Hoewel hiervoor niet opgezet kon deze studie evenmin een verschil in effectiviteit tussen pimecrolimus en topische corticosteroïden aantonen. Omdat men in de controlegroep niet registreerde in hoeverre men een zwak of matig werkzaam corticosteroïd gebruikte, kunnen we de reële sterkte van pimecrolimus niet nauwkeurig inschatten. Kinderen in de pimecrolimus-groep werden wel gemiddeld meer dagen met een actief product (pimecrolimus of topisch corticosteroïd) behandeld dan kinderen in de corticosteroïden-groep, wat er misschien toch zou kunnen op wijzen dat pimecrolimus minder goed presteerde. In dit verband vermelden we nog dat een meta-analyse onlangs aantoonde dat de werkzaamheid van tacrolimus beter is dan deze van pimecrolimus (10). Of dit ook geldt voor jonge kinderen is echter nog niet duidelijk. Wat we wel mogen concluderen uit de hier besproken studie is dat pimecrolimus corticosteroïdsparend werkt.

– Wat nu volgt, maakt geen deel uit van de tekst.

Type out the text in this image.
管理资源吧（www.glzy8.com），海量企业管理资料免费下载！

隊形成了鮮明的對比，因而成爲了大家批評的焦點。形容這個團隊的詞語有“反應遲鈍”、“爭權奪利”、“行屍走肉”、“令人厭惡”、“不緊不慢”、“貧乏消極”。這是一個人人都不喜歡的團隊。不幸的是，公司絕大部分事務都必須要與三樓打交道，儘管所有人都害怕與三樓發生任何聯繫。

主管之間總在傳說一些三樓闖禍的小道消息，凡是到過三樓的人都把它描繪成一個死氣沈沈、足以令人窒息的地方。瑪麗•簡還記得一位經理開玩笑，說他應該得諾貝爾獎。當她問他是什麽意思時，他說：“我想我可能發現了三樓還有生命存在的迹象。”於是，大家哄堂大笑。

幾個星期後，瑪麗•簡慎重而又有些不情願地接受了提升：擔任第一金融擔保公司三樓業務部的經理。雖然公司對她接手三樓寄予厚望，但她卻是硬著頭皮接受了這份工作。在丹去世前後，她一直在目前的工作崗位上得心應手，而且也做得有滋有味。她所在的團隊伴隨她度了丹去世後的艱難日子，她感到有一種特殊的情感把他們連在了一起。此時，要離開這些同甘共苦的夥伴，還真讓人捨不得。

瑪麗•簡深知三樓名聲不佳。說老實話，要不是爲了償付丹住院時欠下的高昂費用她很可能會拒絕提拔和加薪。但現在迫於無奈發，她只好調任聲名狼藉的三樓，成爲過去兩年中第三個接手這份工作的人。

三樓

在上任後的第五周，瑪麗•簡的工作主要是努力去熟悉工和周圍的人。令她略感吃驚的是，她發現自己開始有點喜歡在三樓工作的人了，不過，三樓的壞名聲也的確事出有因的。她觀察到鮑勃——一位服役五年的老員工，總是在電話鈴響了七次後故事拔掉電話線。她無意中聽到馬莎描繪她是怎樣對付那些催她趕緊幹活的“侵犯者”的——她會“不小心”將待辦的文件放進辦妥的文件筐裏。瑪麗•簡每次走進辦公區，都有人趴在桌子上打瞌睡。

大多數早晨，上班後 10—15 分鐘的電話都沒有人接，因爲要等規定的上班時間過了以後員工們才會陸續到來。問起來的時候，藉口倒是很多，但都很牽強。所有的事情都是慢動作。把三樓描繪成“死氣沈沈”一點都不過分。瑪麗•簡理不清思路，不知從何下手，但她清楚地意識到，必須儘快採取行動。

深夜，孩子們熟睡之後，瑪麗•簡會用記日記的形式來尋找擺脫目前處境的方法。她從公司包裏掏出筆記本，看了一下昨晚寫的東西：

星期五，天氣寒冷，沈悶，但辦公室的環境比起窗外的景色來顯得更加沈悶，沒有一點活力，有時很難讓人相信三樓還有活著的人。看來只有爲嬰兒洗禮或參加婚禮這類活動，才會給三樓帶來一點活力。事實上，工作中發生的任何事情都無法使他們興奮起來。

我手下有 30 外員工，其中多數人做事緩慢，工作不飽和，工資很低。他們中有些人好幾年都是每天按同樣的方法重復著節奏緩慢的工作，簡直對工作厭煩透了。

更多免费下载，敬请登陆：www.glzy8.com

Tot slot moeten we ook vermelden dat we geen conclusies mogen trekken over de effectiviteit en de veiligheid van pimecrolimus bij kinderen met ernstig eczeem, waar de nood aan topische corticosteroïden hoger is. Het is anderzijds een gemiste kans om in de hier besproken grote studie geen controlegroep zonder actieve behandeling (bijvoorbeeld alleen met hydraterende crème) op te nemen en het voorkomen van astma niet te bestuderen.

 

Besluit van Minerva

Op basis van deze pragmatische open-label gerandomiseerde klinische studie kunnen we besluiten dat topisch pimecrolimus even veilig en waarschijnlijk even werkzaam is als zwakke tot matig werkzame topische corticosteroïden bij zuigelingen, peuters en kleuters met milde tot matige atopische dermatitis.

 

Voor de praktijk

De NHG-standaard (1) beveelt aan om vanaf matig ernstig atopisch eczeem (matige roodheid, licht oedeem en krabeffecten) naast een hydraterende crème of zalf te starten met een zwak werkzaam topisch corticosteroïd. Het effect van de behandeling wordt na 2 weken geëvalueerd. Bij verbetering moet de behandeling geleidelijk aan afgebouwd worden. Bij verslechtering wordt gestart met een matig werkzaam topisch corticosteroïd. De Duodecim-richtlijn beveelt vanaf de leeftijd van 2 jaar pimecrolimus of tacrolimus aan voor therapieresistente atopische dermatitis (2). De huidige studie toont aan dat topische zwakke tot matig werkzame corticosteroïden en topisch pimecrolimus even veilig en waarschijnlijk even werkzaam zijn bij jonge kinderen met milde tot matige atopische dermatitis. Op dit moment is noch topisch pimecrolimus, noch topisch tacrolimus geregistreerd voor gebruik bij kinderen jonger dan 2 jaar.

 

 

Referenties

  1. Dirven-Meijer PC, De Kock CA, Nonneman MM, et al. NHG-Standaard Eczeem. Huisarts Wet 2014;57:240-52.
  2. Atopische dermatitis bij kinderen: klinisch beeld, diagnose en behandeling. Duodecim Medical Publications. Laatste update: 3.12.2009.
  3. Aubert-Wastiaux H, Moret L, Le Rhun A, et al. Topical corticosteroid phobia in atopic dermatitis: a study of its nature, origins and frequency. Br J Dermatol 2011;165:808-14.
  4. Michiels B. Wat is er zo speciaal aan pragmatische klinische studies? Minerva 2014;13(10):129.
  5. Chevalier P. Equivalentiestudies tegenover inferioriteits- en superioriteitsstudies. Minerva 2009;8(7):104.
  6. Hofman T, Cranswick N, Kuna P, et al; International Tacrolimus Ointment Study Group. Tacrolimus ointment does not affect the immediate response to vaccination, the generation of immune memory, or humoral and cell-mediated immunity in children. Arch Dis Child 2006;91:905-10.
  7. Legendre L, Barnetche T, Mazereeuw-Hautier J, et al. Risk of lymphoma in patients with atopic dermatitis and the role of topical treatment: a systematic review and meta-analysis. J Am Acad Dermatol 2015;72:992-1002.
  8. Margolis DJ, Hoffstad O, Bilker W. Lack of association between exposure to topical calcineurin inhibitors and skin cancer in adults. Dermatology 2007;214:289-95.
  9. Margolis DJ, Abuabara K, Hoffstad OJ, et al. Association between malignancy and topical use of pimecrolimus. JAMA Dermatol 2015;151:594-9.
  10. Martins JC, Martins C, Aoki V, et al. Topical tacrolimus for atopic dermatitis. Cochrane Database Syst Rev 2015, Issue 7.